Among his many accomplishments, Thomas Edison managed to record and play back sound in 1877. However, it turns out that Parisian Edouard-Leon Scott de Martinville recorded the traditional song “Au Claire de la Lune” in 1860 on a device called a phonautograph, Until now, it couldn’t be played back. A virtual stylus changed that.

The original was made using paper that had been covered in soot from an oil lamp. The technology isn’t all that different from Mr. Edison’s, using as it did a trumpet and a needle to make the sound into a physical form. However, the approach wasn’t designed to make playing the sound back possible.

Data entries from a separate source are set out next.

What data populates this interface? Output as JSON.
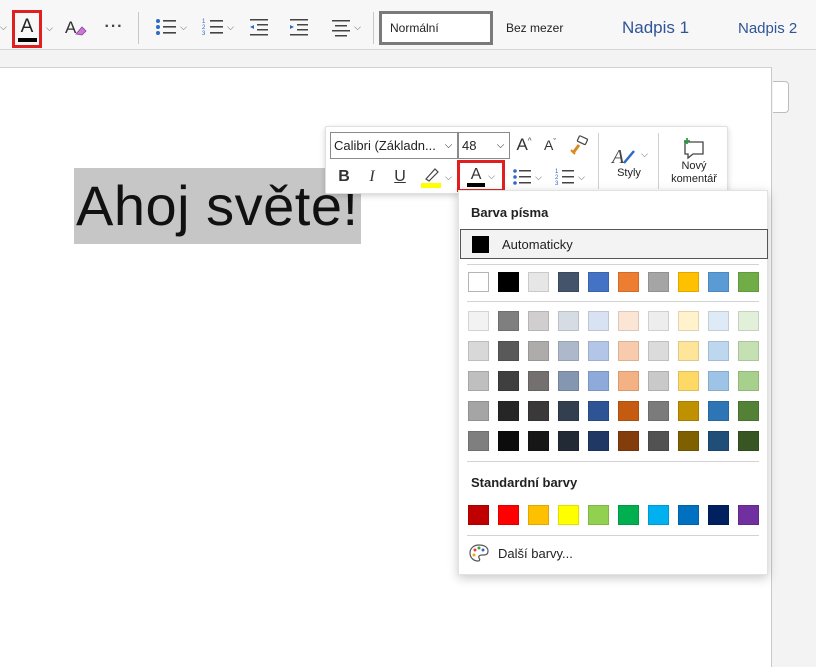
{
  "ribbon": {
    "styles": [
      "Normální",
      "Bez mezer",
      "Nadpis 1",
      "Nadpis 2"
    ],
    "more_label": "···"
  },
  "document": {
    "text": "Ahoj světe!"
  },
  "mini_toolbar": {
    "font_name": "Calibri (Základn...",
    "font_size": "48",
    "styles_label": "Styly",
    "comment_label_1": "Nový",
    "comment_label_2": "komentář"
  },
  "color_panel": {
    "title": "Barva písma",
    "automatic_label": "Automaticky",
    "theme_colors": [
      "#ffffff",
      "#000000",
      "#e7e6e6",
      "#44546a",
      "#4472c4",
      "#ed7d31",
      "#a5a5a5",
      "#ffc000",
      "#5b9bd5",
      "#70ad47"
    ],
    "shade_rows": [
      [
        "#f2f2f2",
        "#7f7f7f",
        "#d0cece",
        "#d6dce4",
        "#d9e2f3",
        "#fbe5d5",
        "#ededed",
        "#fff2cc",
        "#deebf6",
        "#e2efd9"
      ],
      [
        "#d8d8d8",
        "#595959",
        "#aeabab",
        "#adb9ca",
        "#b4c6e7",
        "#f7cbac",
        "#dbdbdb",
        "#fee599",
        "#bdd7ee",
        "#c5e0b3"
      ],
      [
        "#bfbfbf",
        "#3f3f3f",
        "#757070",
        "#8496b0",
        "#8eaadb",
        "#f4b183",
        "#c9c9c9",
        "#ffd965",
        "#9dc3e6",
        "#a8d08d"
      ],
      [
        "#a5a5a5",
        "#262626",
        "#3a3838",
        "#323f4f",
        "#2f5496",
        "#c55a11",
        "#7b7b7b",
        "#bf9000",
        "#2e75b5",
        "#538135"
      ],
      [
        "#7f7f7f",
        "#0c0c0c",
        "#171616",
        "#222a35",
        "#1f3864",
        "#833c0b",
        "#525252",
        "#7f6000",
        "#1f4e79",
        "#375623"
      ]
    ],
    "standard_title": "Standardní barvy",
    "standard_colors": [
      "#c00000",
      "#ff0000",
      "#ffc000",
      "#ffff00",
      "#92d050",
      "#00b050",
      "#00b0f0",
      "#0070c0",
      "#002060",
      "#7030a0"
    ],
    "more_colors_label": "Další barvy..."
  },
  "colors": {
    "highlight_marker": "#ffff00",
    "font_color_bar": "#000000",
    "callout_red": "#e02020",
    "heading_blue": "#2f5597"
  }
}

Instead, Mr. Scott de Martinville wanted only to show that the sound could be captured and studied.

What is remarkable about the work done by historians Patrick Feaster and David Giovannoni and scientists Earl Cornell and Carl Haber was that the recordings weren’t meant to be played back yet they have found a way to do so. They were played at the annual conference of the Association for Recorded Sound Collections at Stanford University.

“What Scott was trying to do in 1861 was establish that he was the first to arrive at this idea,” Mr. Giovannoni said. “He was depositing with the French Academy examples of his work. We took those images back to Lawrence Berkeley National Laboratory and found that [Scott's] technique wasn't very developed. There were squiggles on paper, but it was not recording sound.”

He also said, “When I first heard the recording as you hear it ... it was magical, so ethereal. The fact is it's recorded in smoke. The voice is coming out from behind this screen of aural smoke.” Which is pretty amazing, all things considered.